Here are some examples of how to use the functions:
# Cor tests
args(cor_test_data_creator)
cor_test_data_creator("car_value.csv", "age_months", "value", 60, 15, 35000, 1000, -218.75, 25000, "Weak")
cor_test_data_creator("charity_walk.csv", "Distance_(miles)", "Money_Raised", 12, 3, 200, 10, 7.91, 5, "Weak")
cor_test_data_creator("temperature_test.csv", "Temperature", "Test_Score", 20, 7.5, 100, 0, 5, -25, "None")
### Z tests
args(z_test_data_creator)
z_test_data_creator("twenty_twenty_vision.csv", "Female", "Male", "20-20", "Not 20-20", 0.35, FALSE)
z_test_data_creator("smokers.csv", "Edinburgh", "Kirkcaldy", "Smoker", "Non-smoker", 0.22, TRUE)
z_test_data_creator("football_fans.csv", "Fan", "Not Fan", "Male", "Female", 0.6, FALSE)
### t-test
args(t_test_data_creator)
t_test_data_creator("handspan.csv", "Piano_Players", 24.6, 1.16, "Not_Piano_Player", 22.1, 1.2)

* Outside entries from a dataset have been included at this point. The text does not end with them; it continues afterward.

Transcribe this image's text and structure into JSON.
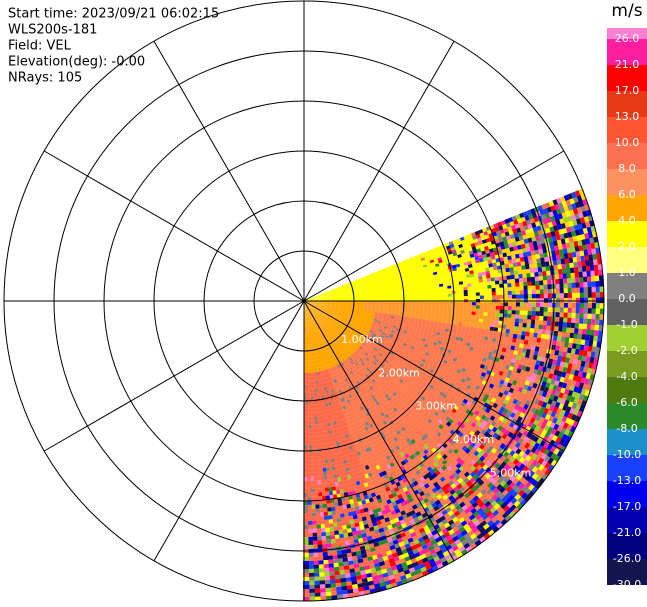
{
  "header": {
    "lines": [
      "Start time: 2023/09/21 06:02:15",
      "WLS200s-181",
      "Field: VEL",
      "Elevation(deg): -0.00",
      "NRays: 105"
    ]
  },
  "range_labels": [
    "1.00km",
    "2.00km",
    "3.00km",
    "4.00km",
    "5.00km"
  ],
  "colorbar": {
    "unit": "m/s",
    "labels": [
      "26.0",
      "21.0",
      "17.0",
      "13.0",
      "10.0",
      "8.0",
      "6.0",
      "4.0",
      "2.0",
      "1.0",
      "0.0",
      "-1.0",
      "-2.0",
      "-4.0",
      "-6.0",
      "-8.0",
      "-10.0",
      "-13.0",
      "-17.0",
      "-21.0",
      "-26.0",
      "-30.0"
    ],
    "colors": [
      "#ff80d0",
      "#ff1ea0",
      "#ff0000",
      "#e83a18",
      "#ff5533",
      "#ff7050",
      "#ff9060",
      "#ffa500",
      "#ffff00",
      "#ffff80",
      "#808080",
      "#606060",
      "#a0d030",
      "#7a9a20",
      "#4f7a10",
      "#2a8a2a",
      "#1e8fc8",
      "#1a40ff",
      "#0000ee",
      "#0000b0",
      "#000080",
      "#141450"
    ]
  }
}
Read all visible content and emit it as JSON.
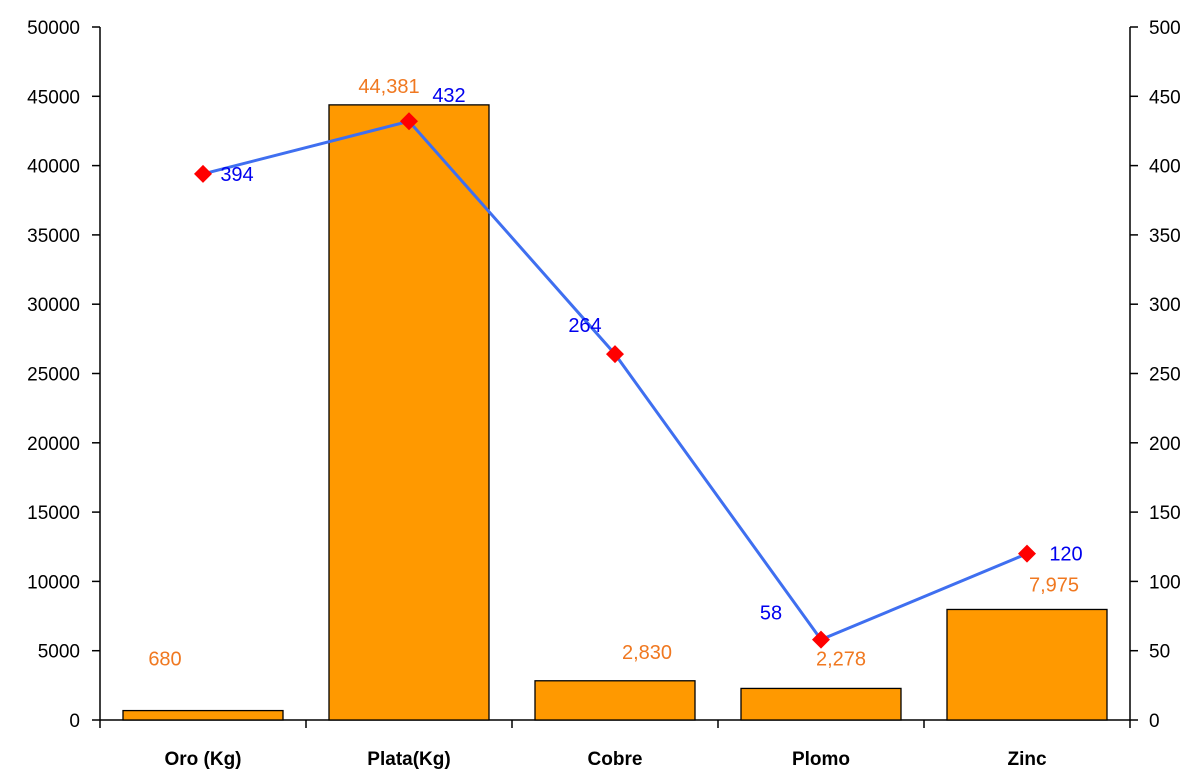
{
  "chart_data": {
    "type": "bar",
    "categories": [
      "Oro (Kg)",
      "Plata(Kg)",
      "Cobre",
      "Plomo",
      "Zinc"
    ],
    "y_left": {
      "min": 0,
      "max": 50000,
      "step": 5000
    },
    "y_right": {
      "min": 0,
      "max": 500,
      "step": 50
    },
    "series": [
      {
        "kind": "bar",
        "axis": "left",
        "values": [
          680,
          44381,
          2830,
          2278,
          7975
        ],
        "labels": [
          "680",
          "44,381",
          "2,830",
          "2,278",
          "7,975"
        ],
        "color": "#FF9900",
        "label_color": "#F07820"
      },
      {
        "kind": "line",
        "axis": "right",
        "values": [
          394,
          432,
          264,
          58,
          120
        ],
        "labels": [
          "394",
          "432",
          "264",
          "58",
          "120"
        ],
        "color": "#3F6FF0",
        "marker_color": "#FF0000",
        "label_color": "#0000EE"
      }
    ],
    "grid": false,
    "legend": "none"
  }
}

t_test_data_creator("red_snapper.csv", "Male", 60, 19.5, "Female", 60, 18.5)
For correlation you include the name of the dataset (with .csv!), the name of column 1, the name of column 2, the mean for column 1, the standard deviation for column 1, the maximum value for column 1, the minimum value, the gradient of the line of best fit, the intercept for the line of best fit, and finally whether “Strong”/”Weak”/”No” correlation.
For example the average car age was 60 months with a SD of 15. I wanted the value between £35,000 and £1000. The gradient and intercept come from a back of the envelope calculation to make those facts work, using imagined data-points.
For the z-test you include the dataset name, column 1 name, column 2 name, category 1, category 2, the proportion you’re expecting to see category 1 appear, and TRUE/FALSE depending on whether you want a difference between the proportions or not.
For example with the 20-20 vision we have columns called “female” and “male”, we expected 35% of the population to have 20-20 vision, and we don’t want there to be a difference.
For the t test you take the dataset name, column 1 name, mean, standard deviation, column 2 name, mean, standard deviation. With the piano example I gave the musicians a boost in order to make the t-test have a p-value less than 5%.
I’m sure the code has many faults. But it was quite a fun coding challenge.